Team Christophe Lamaze
Projects developed in the “Membrane Dynamics and Mechanics of Intracellular Signaling” team are based on the new concepts and original assays developed by the team for the last ten years to investigate the Cell Biology of membrane trafficking and mechanics and its role in intracellular signaling.
The team focuses its effort on three mains directions:
1 – Molecular control of JAK/STAT signaling by endosomal sorting of interferon receptors (IFN-Rs). Following our pioneering studies on EGF signaling, we wish now to identify the molecular machinery that couples IFN-R endocytosis and endosomal sorting with JAK/STAT signaling.
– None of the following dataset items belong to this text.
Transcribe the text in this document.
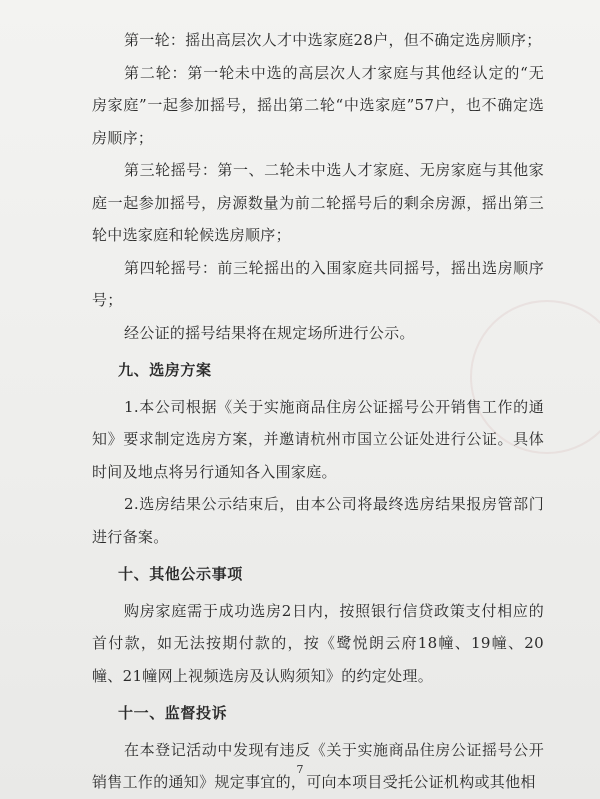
第一轮：摇出高层次人才中选家庭28户，但不确定选房顺序；

第二轮：第一轮未中选的高层次人才家庭与其他经认定的“无房家庭”一起参加摇号，摇出第二轮“中选家庭”57户，也不确定选房顺序；

第三轮摇号：第一、二轮未中选人才家庭、无房家庭与其他家庭一起参加摇号，房源数量为前二轮摇号后的剩余房源，摇出第三轮中选家庭和轮候选房顺序；

第四轮摇号：前三轮摇出的入围家庭共同摇号，摇出选房顺序号；

经公证的摇号结果将在规定场所进行公示。

九、选房方案

1.本公司根据《关于实施商品住房公证摇号公开销售工作的通知》要求制定选房方案，并邀请杭州市国立公证处进行公证。具体时间及地点将另行通知各入围家庭。

2.选房结果公示结束后，由本公司将最终选房结果报房管部门进行备案。

十、其他公示事项

购房家庭需于成功选房2日内，按照银行信贷政策支付相应的首付款，如无法按期付款的，按《鹭悦朗云府18幢、19幢、20幢、21幢网上视频选房及认购须知》的约定处理。

十一、监督投诉

在本登记活动中发现有违反《关于实施商品住房公证摇号公开销售工作的通知》规定事宜的，可向本项目受托公证机构或其他相

7
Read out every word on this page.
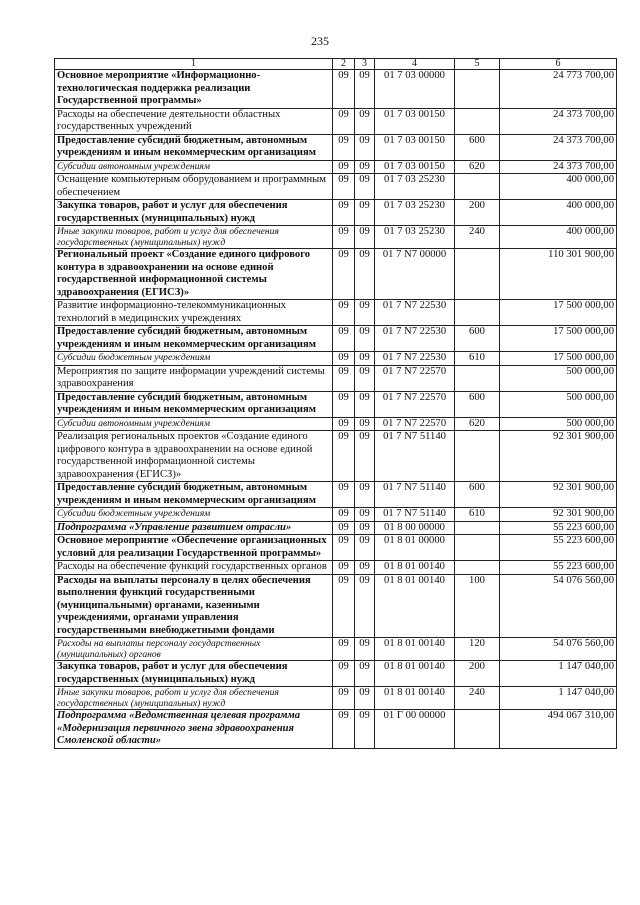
235
1	2	3	4	5	6
Основное мероприятие «Информационно-технологическая поддержка реализации Государственной программы»	09	09	01 7 03 00000		24 773 700,00
Расходы на обеспечение деятельности областных государственных учреждений	09	09	01 7 03 00150		24 373 700,00
Предоставление субсидий бюджетным, автономным учреждениям и иным некоммерческим организациям	09	09	01 7 03 00150	600	24 373 700,00
Субсидии автономным учреждениям	09	09	01 7 03 00150	620	24 373 700,00
Оснащение компьютерным оборудованием и программным обеспечением	09	09	01 7 03 25230		400 000,00
Закупка товаров, работ и услуг для обеспечения государственных (муниципальных) нужд	09	09	01 7 03 25230	200	400 000,00
Иные закупки товаров, работ и услуг для обеспечения государственных (муниципальных) нужд	09	09	01 7 03 25230	240	400 000,00
Региональный проект «Создание единого цифрового контура в здравоохранении на основе единой государственной информационной системы здравоохранения (ЕГИСЗ)»	09	09	01 7 N7 00000		110 301 900,00
Развитие информационно-телекоммуникационных технологий в медицинских учреждениях	09	09	01 7 N7 22530		17 500 000,00
Предоставление субсидий бюджетным, автономным учреждениям и иным некоммерческим организациям	09	09	01 7 N7 22530	600	17 500 000,00
Субсидии бюджетным учреждениям	09	09	01 7 N7 22530	610	17 500 000,00
Мероприятия по защите информации учреждений системы здравоохранения	09	09	01 7 N7 22570		500 000,00
Предоставление субсидий бюджетным, автономным учреждениям и иным некоммерческим организациям	09	09	01 7 N7 22570	600	500 000,00
Субсидии автономным учреждениям	09	09	01 7 N7 22570	620	500 000,00
Реализация региональных проектов «Создание единого цифрового контура в здравоохранении на основе единой государственной информационной системы здравоохранения (ЕГИСЗ)»	09	09	01 7 N7 51140		92 301 900,00
Предоставление субсидий бюджетным, автономным учреждениям и иным некоммерческим организациям	09	09	01 7 N7 51140	600	92 301 900,00
Субсидии бюджетным учреждениям	09	09	01 7 N7 51140	610	92 301 900,00
Подпрограмма «Управление развитием отрасли»	09	09	01 8 00 00000		55 223 600,00
Основное мероприятие «Обеспечение организационных условий для реализации Государственной программы»	09	09	01 8 01 00000		55 223 600,00
Расходы на обеспечение функций государственных органов	09	09	01 8 01 00140		55 223 600,00
Расходы на выплаты персоналу в целях обеспечения выполнения функций государственными (муниципальными) органами, казенными учреждениями, органами управления государственными внебюджетными фондами	09	09	01 8 01 00140	100	54 076 560,00
Расходы на выплаты персоналу государственных (муниципальных) органов	09	09	01 8 01 00140	120	54 076 560,00
Закупка товаров, работ и услуг для обеспечения государственных (муниципальных) нужд	09	09	01 8 01 00140	200	1 147 040,00
Иные закупки товаров, работ и услуг для обеспечения государственных (муниципальных) нужд	09	09	01 8 01 00140	240	1 147 040,00
Подпрограмма «Ведомственная целевая программа «Модернизация первичного звена здравоохранения Смоленской области»	09	09	01 Г 00 00000		494 067 310,00
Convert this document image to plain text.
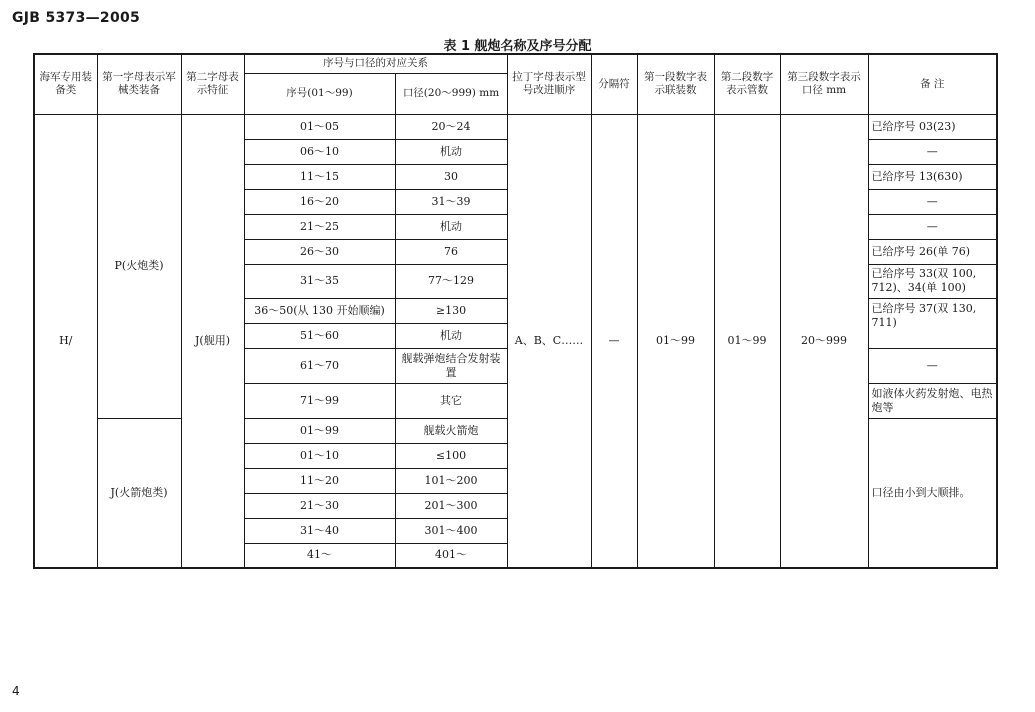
GJB 5373—2005
表 1 舰炮名称及序号分配
海军专用装备类	第一字母表示军械类装备	第二字母表示特征	序号与口径的对应关系		拉丁字母表示型号改进顺序	分隔符	第一段数字表示联装数	第二段数字表示管数	第三段数字表示口径 mm	备 注
			序号(01～99)	口径(20～999) mm						
H/	P(火炮类)	J(舰用)	01～05	20～24	A、B、C……	—	01～99	01～99	20～999	已给序号 03(23)
			06～10	机动						—
			11～15	30						已给序号 13(630)
			16～20	31～39						—
			21～25	机动						—
			26～30	76						已给序号 26(单 76)
			31～35	77～129						已给序号 33(双 100, 712)、34(单 100)
			36～50(从 130 开始顺编)	≥130						已给序号 37(双 130, 711)
			51～60	机动						
			61～70	舰载弹炮结合发射装置						—
			71～99	其它						如液体火药发射炮、电热炮等
	J(火箭炮类)		01～99	舰载火箭炮						口径由小到大顺排。
			01～10	≤100						
			11～20	101～200						
			21～30	201～300						
			31～40	301～400						
			41～	401～						
4
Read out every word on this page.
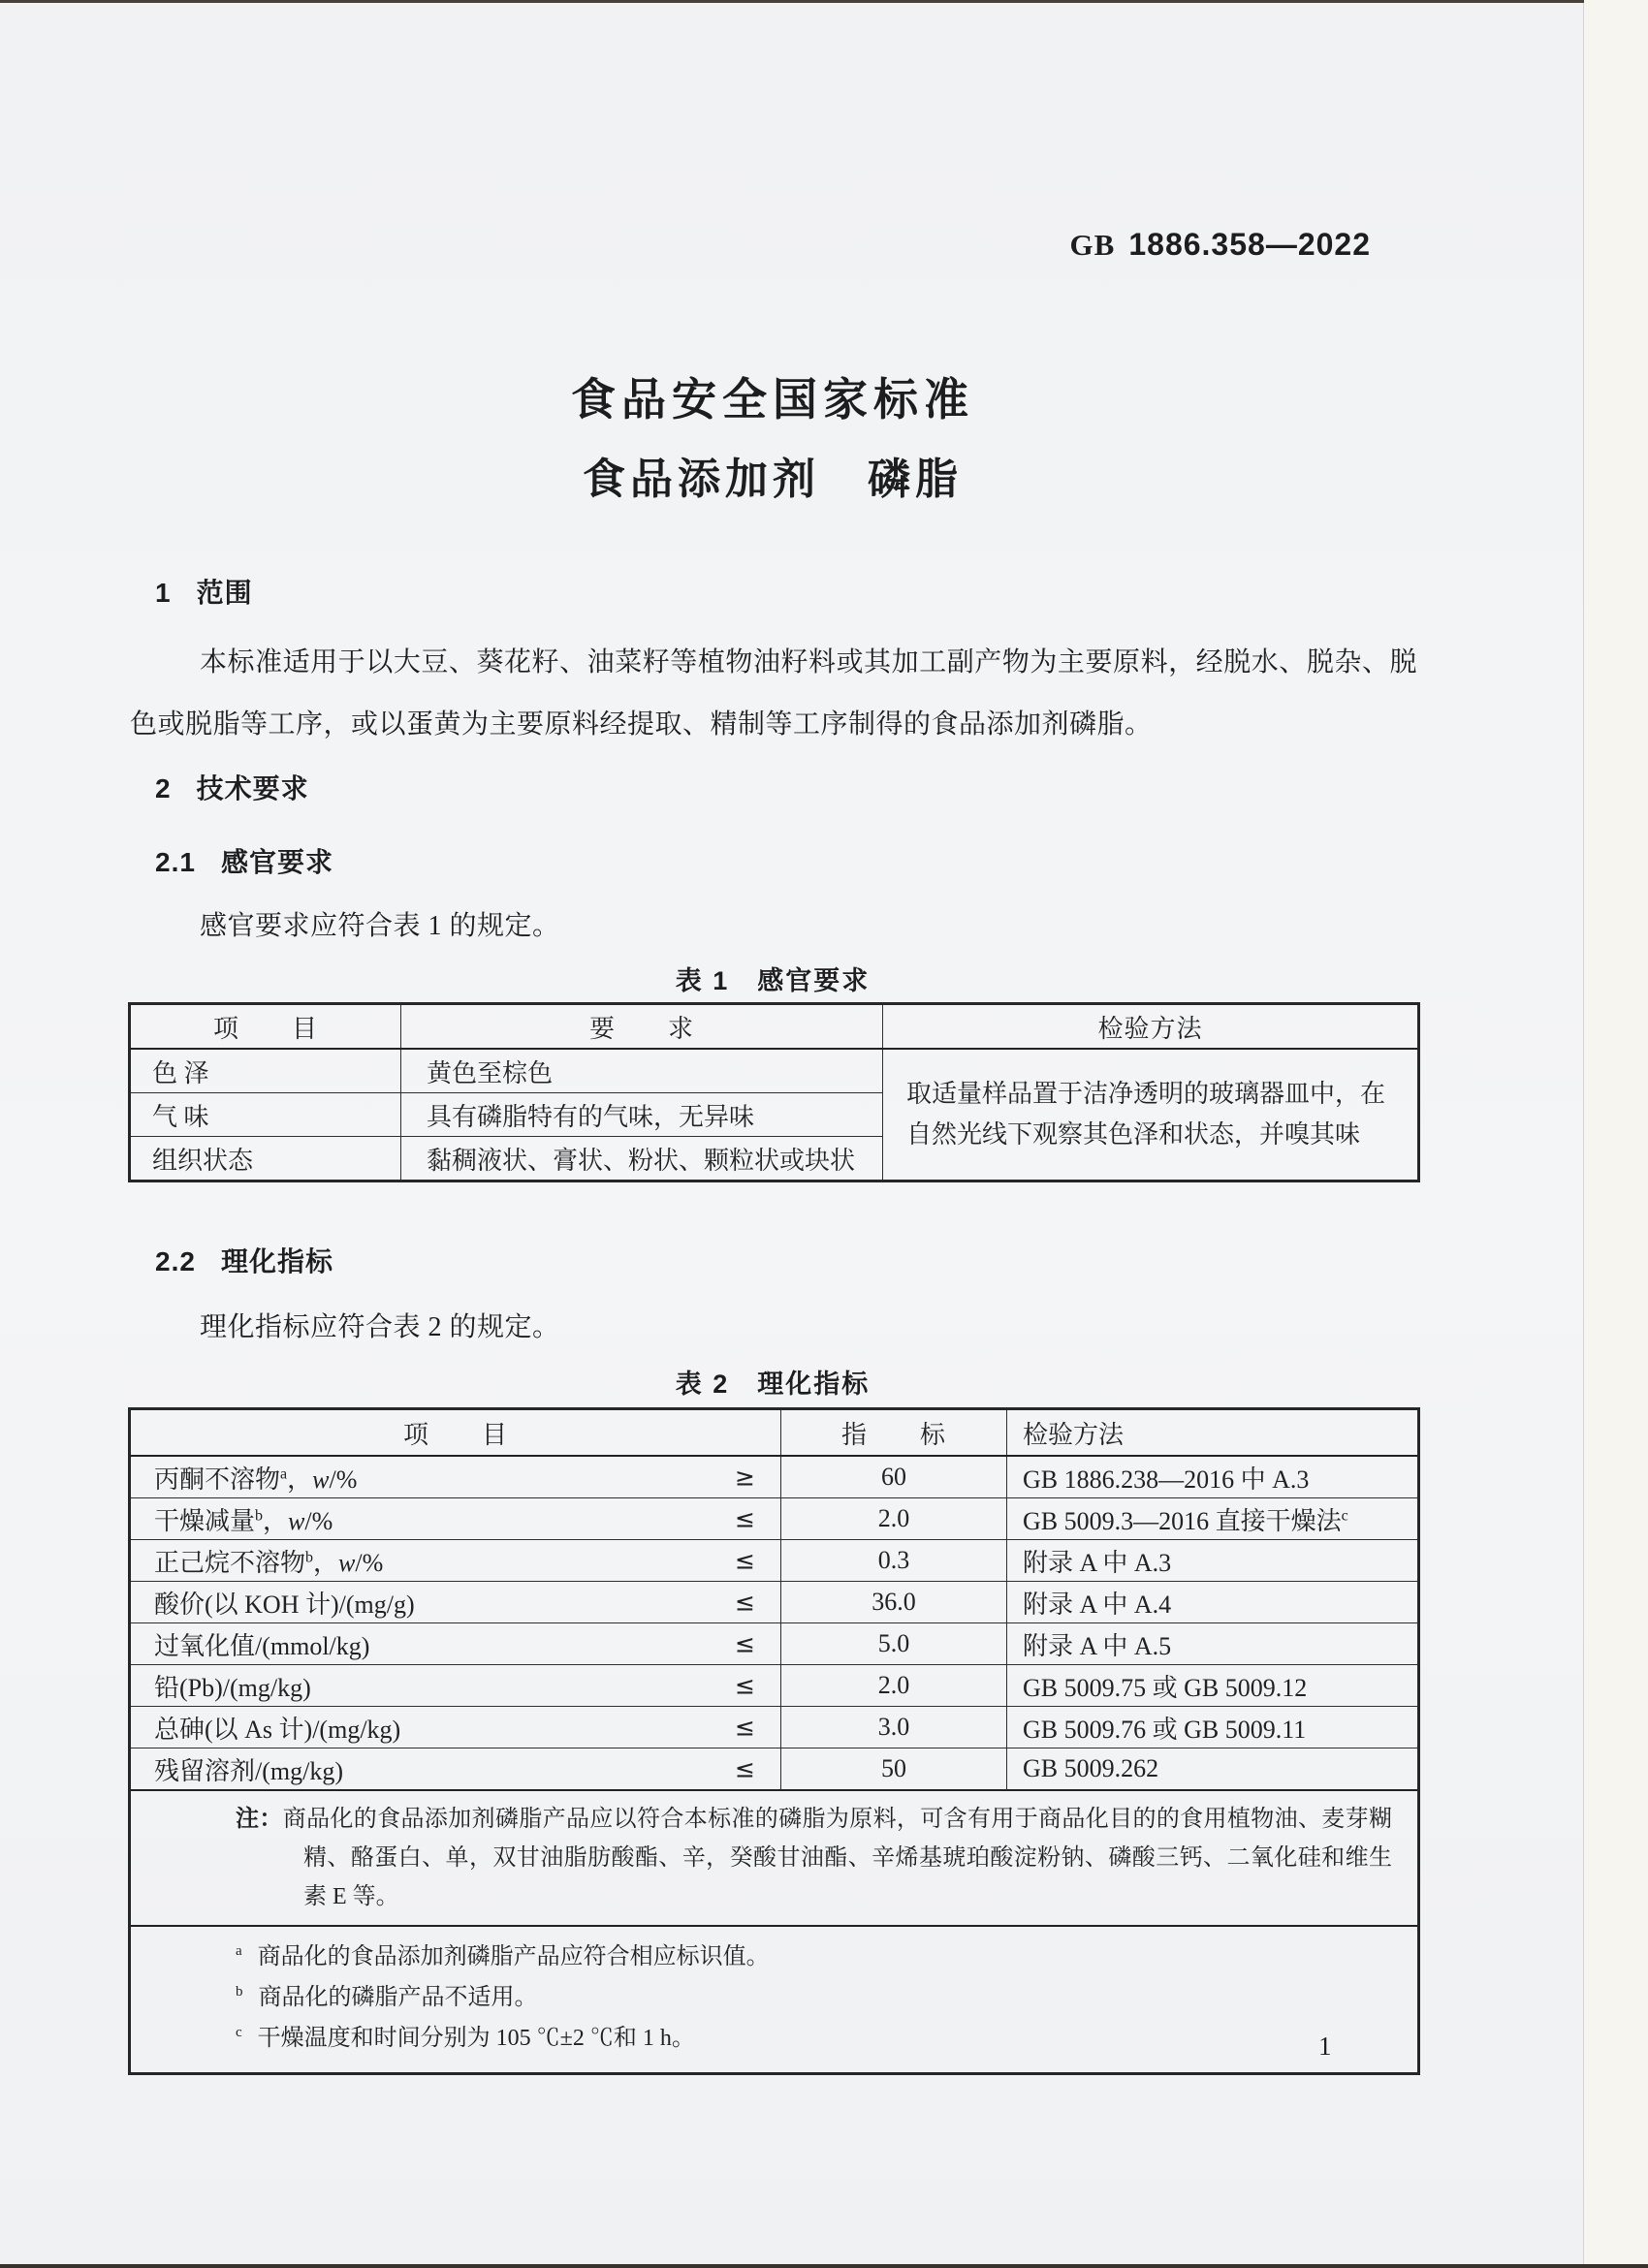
GB 1886.358—2022
食品安全国家标准
食品添加剂　磷脂
1 范围
本标准适用于以大豆、葵花籽、油菜籽等植物油籽料或其加工副产物为主要原料，经脱水、脱杂、脱色或脱脂等工序，或以蛋黄为主要原料经提取、精制等工序制得的食品添加剂磷脂。
2 技术要求
2.1 感官要求
感官要求应符合表 1 的规定。
表 1　感官要求
项　　目	要　　求	检验方法
色 泽	黄色至棕色	取适量样品置于洁净透明的玻璃器皿中，在自然光线下观察其色泽和状态，并嗅其味
气 味	具有磷脂特有的气味，无异味	
组织状态	黏稠液状、膏状、粉状、颗粒状或块状	
2.2 理化指标
理化指标应符合表 2 的规定。
表 2　理化指标
项　　目	指　　标	检验方法
丙酮不溶物$^a$，w/% ≥	60	GB 1886.238—2016 中 A.3
干燥减量$^b$，w/% ≤	2.0	GB 5009.3—2016 直接干燥法$^c$
正己烷不溶物$^b$，w/% ≤	0.3	附录 A 中 A.3
酸价(以 KOH 计)/(mg/g) ≤	36.0	附录 A 中 A.4
过氧化值/(mmol/kg) ≤	5.0	附录 A 中 A.5
铅(Pb)/(mg/kg) ≤	2.0	GB 5009.75 或 GB 5009.12
总砷(以 As 计)/(mg/kg) ≤	3.0	GB 5009.76 或 GB 5009.11
残留溶剂/(mg/kg) ≤	50	GB 5009.262
注：商品化的食品添加剂磷脂产品应以符合本标准的磷脂为原料，可含有用于商品化目的的食用植物油、麦芽糊精、酪蛋白、单，双甘油脂肪酸酯、辛，癸酸甘油酯、辛烯基琥珀酸淀粉钠、磷酸三钙、二氧化硅和维生素 E 等。		

$^a$ 商品化的食品添加剂磷脂产品应符合相应标识值。
$^b$ 商品化的磷脂产品不适用。
$^c$ 干燥温度和时间分别为 105 ℃±2 ℃和 1 h。			1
2 – Understanding the new mechanical role of caveolae in signaling and pathophysiology. We have recently revealed a new role for caveolae, a subset of membrane invaginations present at the cell surface and have established that their disassembly /reassembly cycle represents the primary cell response to mechanical stress (Cell, 2011; Fig. 1). We wish now to understand and identify the molecular players and signaling pathways involved in the caveolae-dependent mechanical response in cancer cell proliferation, muscle dystrophies and atherosclerosis.
3 – Investigating the role of membrane trafficking in cholesterol transcriptional homeostasis. In particular, we are investigating the role of caveolae and shear stress in cholesterol homeostasis in human endothelial cells.